Enrique Clemente Navarro
Enrique Clemente LA MIRADA

OPINIÓN

Rodrigo Jimenez | EFE

12 sep 2022 . Actualizado a las 12:28 h.

Si hay un político que ha recibido insultos y descalificaciones ese ha sido Pedro Sánchez. Desde que llegó al poder. Recordemos la veintena que le propinó de una tacada Pablo Casado. Aquí, una selección: traidor, el mayor felón de la historia democrática de España, presidente ilegítimo, ridículo, incapaz, ególatra, mentiroso compulsivo. En otra ocasión le tildó de golpista. Es difícil llegar más lejos. Entonces los mismos que ahora se rasgan las vestiduras por las invectivas socialistas al líder de la oposición callaron, cuando no asintieron. Feijoo anunció tras ser elegido al frente de los populares que no venía a insultar a Sánchez. Buen inicio. Visto lo visto, sí para recibirlos. Tras la debacle de Andalucía y fruto de la desesperación, la Moncloa dio la consigna: el único objetivo era el expresidente de la Xunta, para intentar dar la vuelta a unas encuestas muy adversas.
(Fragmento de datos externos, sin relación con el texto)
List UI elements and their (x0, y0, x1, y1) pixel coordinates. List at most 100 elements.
Hacia él apuntaron sus baterías: mentiroso, cínico, insolvente, sectario... En el debate del Senado, Sánchez le golpeó una y otra vez, simplemente utilizando las propias palabras de Feijoo, preguntándose si sus meteduras de pata en materia económica eran fruto de la insolvencia o de la mala fe. Y finalmente le dijo algo muy grave: que los que le habían puesto como líder popular eran las grandes empresas energéticas y corporaciones. Pero, dicho esto, ¿Feijoo ha cumplido su promesa de no insultar? Referirse a Sánchez como el Otoño del patriarca, el título de la novela de García Márquez sobre un dictador sanguinario que llega al poder gracias a un golpe militar, puede resultar peor que cualquier insulto, aunque su intención no fuera hacer una comparación literal. Antes, le había llamado caudillista, ególatra o egoísta. Muy mal asunto que la política se centre en quién insulta más o menos y no en los problemas de los ciudadanos.